Dengan resolusi ini diharapkan negara-negara berkembang yang mampu memproduksi vaksin diberi hak untuk membuat vaksin bagi negara tersebut. Selain itu negara yang sudah bisa memproduksi dapat menyisihkan sebagian vaksinnya ke negara yang belum bisa memproduksi vaksin.

Setelah kesepakatan resolusi ini akan ditingkatkan dalam bentuk perjanjian. Menkes mendesak agar segera dibentuk kelompok penasehat yang dapat memonitor dan mengawasi pelaksanaan kerangka virus sharing, akses terhadap vaksin, manfaat lainnya serta Standard Material Transfer Agreement (SMTA).

Hal-hal penting yang disepakati dalam resolusi sharing virus dan sharing benefit ini yaitu:

1. Materi biologis yang menjadi objek Standard Material Transfer Agreement (SMTA) adalah spesimen klinis manusia, virus yang diisolasi dari virus H5N1 tipe liar dan virus influenza tipe liar lain yang berpotensi menimbulkan pandemi serta RNA yang diekstrak dari virus H5N1 tipe liar.

2. Pihak industri farmasi akan memberikan kontribusi dana tahunan sebesar 50 persen dari dana per tahun yang dibutuhkan untuk operasional WHO Global Influenza Surveillance and Response System (WHO GISRS) mulai tahun 2012.

WHO GISRS yaitu sistim jaringan internasional laboratorium influenza yang dikoordinasikan WHO untuk melakukan surveilans, analisa risiko dan memberikan bantuan untuk kesiapan menghadapi pandemi.

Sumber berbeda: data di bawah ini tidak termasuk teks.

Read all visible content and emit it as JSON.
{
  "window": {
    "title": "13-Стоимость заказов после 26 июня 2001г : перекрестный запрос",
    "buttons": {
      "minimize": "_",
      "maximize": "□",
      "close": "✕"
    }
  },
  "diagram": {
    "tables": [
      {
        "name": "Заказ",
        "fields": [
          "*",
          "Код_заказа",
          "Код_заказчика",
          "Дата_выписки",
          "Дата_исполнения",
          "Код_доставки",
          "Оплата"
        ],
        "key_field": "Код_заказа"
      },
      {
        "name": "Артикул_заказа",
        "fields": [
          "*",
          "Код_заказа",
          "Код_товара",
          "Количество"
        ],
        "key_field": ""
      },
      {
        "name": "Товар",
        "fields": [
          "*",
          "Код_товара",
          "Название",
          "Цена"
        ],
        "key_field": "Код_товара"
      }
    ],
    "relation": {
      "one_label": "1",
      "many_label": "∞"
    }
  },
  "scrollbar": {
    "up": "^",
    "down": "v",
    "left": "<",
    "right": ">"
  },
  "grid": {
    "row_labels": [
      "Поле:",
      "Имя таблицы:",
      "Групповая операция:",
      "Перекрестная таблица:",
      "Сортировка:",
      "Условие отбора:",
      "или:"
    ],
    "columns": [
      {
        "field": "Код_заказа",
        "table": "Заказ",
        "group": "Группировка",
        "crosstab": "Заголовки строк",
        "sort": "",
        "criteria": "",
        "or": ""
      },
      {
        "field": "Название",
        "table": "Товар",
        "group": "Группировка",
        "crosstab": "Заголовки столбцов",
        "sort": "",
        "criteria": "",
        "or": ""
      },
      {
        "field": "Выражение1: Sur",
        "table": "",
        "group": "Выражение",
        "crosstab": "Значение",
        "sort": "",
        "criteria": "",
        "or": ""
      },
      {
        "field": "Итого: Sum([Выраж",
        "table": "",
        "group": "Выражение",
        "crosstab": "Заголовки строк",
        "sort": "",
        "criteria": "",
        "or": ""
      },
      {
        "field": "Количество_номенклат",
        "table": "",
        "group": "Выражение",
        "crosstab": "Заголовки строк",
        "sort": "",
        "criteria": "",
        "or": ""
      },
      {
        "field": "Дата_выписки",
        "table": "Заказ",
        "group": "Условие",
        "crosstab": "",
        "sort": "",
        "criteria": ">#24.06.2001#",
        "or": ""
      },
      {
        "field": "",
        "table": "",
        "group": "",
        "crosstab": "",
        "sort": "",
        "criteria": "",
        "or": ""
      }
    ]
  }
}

3. Transfer material hanya dapat dilakukan antara para pihak yang telah menandatangani Standard Material Transfer Agreement (SMTA) baik antara anggota WHO GISRS (SMTA 1) maupun pihak di luar WHO GISRS seperti laboratorium non pemerintah, universitas, industri farmasi swasta dengan WHO (SMTA 2).

4. Sistem elektronik akan digunakan untuk melacak secara real time dan transparan pergerakan materi bilogis PIP di dalam dan ke luar dari WHO GISRS.

5. Semua pihak tidak diperbolehkan mengklaim HAKI (Hak Atas Kekayaan Intelektual) dari materi bilogis PIP dan bagiannya yang ditransfer dari WHO GISRS.

6. Manfaat yang didapatkan dari sharing virus H5N1 dan influenza lain yang berpotensi pandemi harus dibagi dengan semua negara anggota, khususnya:


  1. Negara berkembang berdasarkan tingkat pendapatan
  2. Risiko kesehatan publik dan kebutuhannya
  3. Menetapkan harga vaksin secara bertingkat
  4. Donasi vaksin dan alat deteksi
  5. Transfer teknologi dan proses
  6. Pengembangan kapasitas laboratorium dan surveilans
  7. Lisensi non-eksklusif yang bebas royalti kepada WHO yang bisa di sub-lisensikan kepada produsen di negara berkembang.

Dunia menyambut positif ditetapkannya resolusi ini dan seluruh negara anggota WHO sepakat bahwa kerangka ini adalah tonggak bersejarah di bidang kesehatan publik yang meletakkan fondasi untuk ke siapa.